For Father's Day - Daddy's Girl

     I was a daddy's girl. My dad was 47 when I was born, and I was his second family. Just this year we have learned the details surrounding the deaths of his sons in WWII. Both were Army pilots; one was lost in a mechanical failure over the English Channel and the other due to a mechanical failure on a training mission in South Carolina. Statistics indicate that a huge number of WWII air deaths were not due to dog fights, strafing, or enemy ground fire; more crashes and deaths were caused by design, mechanical and engine problems.

     The story of my dad's courtship of my mom waits for another blog story about romance and love on one side, and fondness and expediency on the other. However, they married and I was born about a year later. His comment upon my birth was, "Thank God she's a girl. She won't have to go to war."

     Recently we found a letter my mom wrote to Beth, my daughter, about the Grandfather she never knew. Apparently, I was my dad's pride and joy from day one. Though I remember trips to the depot and roundhouse connected with the Chicago Great Western railroad as part of my earliest memories, I did not realize that the first trip occurred when I was only months old. No wonder that peculiar diesel and leather smell is such a powerful olfactory trigger.
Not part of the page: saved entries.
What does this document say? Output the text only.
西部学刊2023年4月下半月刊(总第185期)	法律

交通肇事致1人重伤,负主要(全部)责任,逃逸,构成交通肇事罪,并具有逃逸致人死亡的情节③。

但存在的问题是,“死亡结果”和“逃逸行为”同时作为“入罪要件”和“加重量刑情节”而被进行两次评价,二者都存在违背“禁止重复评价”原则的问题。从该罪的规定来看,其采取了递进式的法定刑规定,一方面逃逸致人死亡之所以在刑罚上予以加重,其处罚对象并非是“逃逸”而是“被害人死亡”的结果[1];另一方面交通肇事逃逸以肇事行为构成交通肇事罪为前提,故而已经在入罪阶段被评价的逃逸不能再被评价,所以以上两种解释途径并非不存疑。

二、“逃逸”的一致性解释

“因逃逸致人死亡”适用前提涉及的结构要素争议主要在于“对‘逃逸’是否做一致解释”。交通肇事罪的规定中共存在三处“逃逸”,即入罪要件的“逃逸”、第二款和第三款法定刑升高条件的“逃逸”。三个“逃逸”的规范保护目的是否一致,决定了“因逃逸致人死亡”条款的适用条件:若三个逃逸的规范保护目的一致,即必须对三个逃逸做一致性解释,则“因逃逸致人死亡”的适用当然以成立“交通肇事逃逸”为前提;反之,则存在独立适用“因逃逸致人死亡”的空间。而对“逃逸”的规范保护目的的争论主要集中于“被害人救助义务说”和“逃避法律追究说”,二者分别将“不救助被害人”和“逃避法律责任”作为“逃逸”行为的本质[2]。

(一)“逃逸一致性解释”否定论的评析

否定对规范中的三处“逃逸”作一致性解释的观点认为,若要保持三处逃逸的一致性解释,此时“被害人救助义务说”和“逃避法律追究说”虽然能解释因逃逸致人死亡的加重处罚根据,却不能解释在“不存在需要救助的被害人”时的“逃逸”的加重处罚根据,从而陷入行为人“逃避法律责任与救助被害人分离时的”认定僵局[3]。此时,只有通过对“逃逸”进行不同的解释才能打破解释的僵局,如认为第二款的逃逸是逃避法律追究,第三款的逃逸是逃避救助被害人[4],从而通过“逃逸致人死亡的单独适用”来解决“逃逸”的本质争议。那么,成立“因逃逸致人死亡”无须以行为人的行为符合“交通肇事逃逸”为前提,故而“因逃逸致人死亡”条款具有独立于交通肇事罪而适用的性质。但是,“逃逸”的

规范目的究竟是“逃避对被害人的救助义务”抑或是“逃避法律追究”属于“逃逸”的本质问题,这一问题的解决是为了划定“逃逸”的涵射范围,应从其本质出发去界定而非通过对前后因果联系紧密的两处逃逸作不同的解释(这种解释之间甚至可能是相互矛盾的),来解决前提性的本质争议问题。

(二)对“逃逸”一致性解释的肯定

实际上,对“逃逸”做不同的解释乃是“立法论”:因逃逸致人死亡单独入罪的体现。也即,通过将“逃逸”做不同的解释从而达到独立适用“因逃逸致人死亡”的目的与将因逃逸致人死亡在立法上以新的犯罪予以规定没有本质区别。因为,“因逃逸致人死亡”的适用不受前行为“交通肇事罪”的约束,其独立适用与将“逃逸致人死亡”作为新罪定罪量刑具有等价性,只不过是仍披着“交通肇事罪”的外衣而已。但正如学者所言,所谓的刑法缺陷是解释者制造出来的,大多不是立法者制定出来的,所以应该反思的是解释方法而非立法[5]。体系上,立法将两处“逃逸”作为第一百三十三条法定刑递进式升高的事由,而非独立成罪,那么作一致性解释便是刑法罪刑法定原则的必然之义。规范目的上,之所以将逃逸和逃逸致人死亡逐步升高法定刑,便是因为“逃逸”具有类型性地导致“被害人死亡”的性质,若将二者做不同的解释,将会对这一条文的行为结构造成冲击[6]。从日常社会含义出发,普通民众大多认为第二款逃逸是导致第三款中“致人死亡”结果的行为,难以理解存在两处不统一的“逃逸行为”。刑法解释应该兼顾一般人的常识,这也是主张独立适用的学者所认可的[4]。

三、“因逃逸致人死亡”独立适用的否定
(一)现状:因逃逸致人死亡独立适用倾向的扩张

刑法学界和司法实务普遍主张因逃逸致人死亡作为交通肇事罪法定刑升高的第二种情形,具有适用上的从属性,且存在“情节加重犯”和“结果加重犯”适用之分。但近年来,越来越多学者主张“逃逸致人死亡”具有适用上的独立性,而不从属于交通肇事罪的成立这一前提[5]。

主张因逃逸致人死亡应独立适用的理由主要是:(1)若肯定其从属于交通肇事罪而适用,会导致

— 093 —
     My own memories are of counting train cars wherever we went and watching the direction of engines change on the huge turn-style. The coke machine at the freight depot dispensed nickel bottles of coke, so my treat while the guys talked shop was a bottle of coke, and I thought I was pretty special to get pop, because we didn't get it at home. My dad received permission for me to ride with him one day, an original take your daughter to work day. We traveled about 25 miles to a mine site, and I spent time in the engine and caboose, even climbing up to the cupola. In the engine, I got to pull the whistle for the crossings.

     Fishing provided another special daddy-daughter time. I loved fishing with my dad, but coddling his little girl and baiting my hooks wasn't his style. I learned to squish the worm or spear the minnow on the hook. He usually took the fish off the hook, though. One particular time in Balsam Lake,Wisconsin, Dad met a farmer who invited him to fish for crappies on his private lake. We got up a daybreak and headed down the overgrown track leading to the lake. Dad helped me get set and reminded me about casting and fingering the reel before he donned his waders and moved out to deeper water.

     Of course, I managed to mess up my reel royally. The fish were biting so Dad said to just use the other one and be more careful. Dad was so excited as almost every cast yielded a large crappie. Thrilled just to be with him and not paying close attention to my casting from the shallows, I managed to get a huge backlash in the second reel, so I called out to my dad, but he said it was time to learn how to fix my mistakes. Clambering out of the water, I sat down dejectedly and began to pull at the knotted fish line. Beyond the black cord, I noticed my legs, covered with little leaches and striped with bloody streams. What followed was a bloody scream. My dad was probably as mad at me that day as he ever got, because as much as I loved him and wanted to  be with him as often as I could, when it came to blood I wanted my mommy.

The stories could go on, but on this Father's Day, I am so thankful for the memories I have of a dad who really loved me and spent time with me...a dad who encouraged my in my faith even before he came to his own ...a dad who died too soon at only 61. I missed him then and I miss him even yet. However, I know that from that loss was born a relationship with my mom that might well not have flourished as it did. The Lord works for good in all things..., and sometimes we get to see it.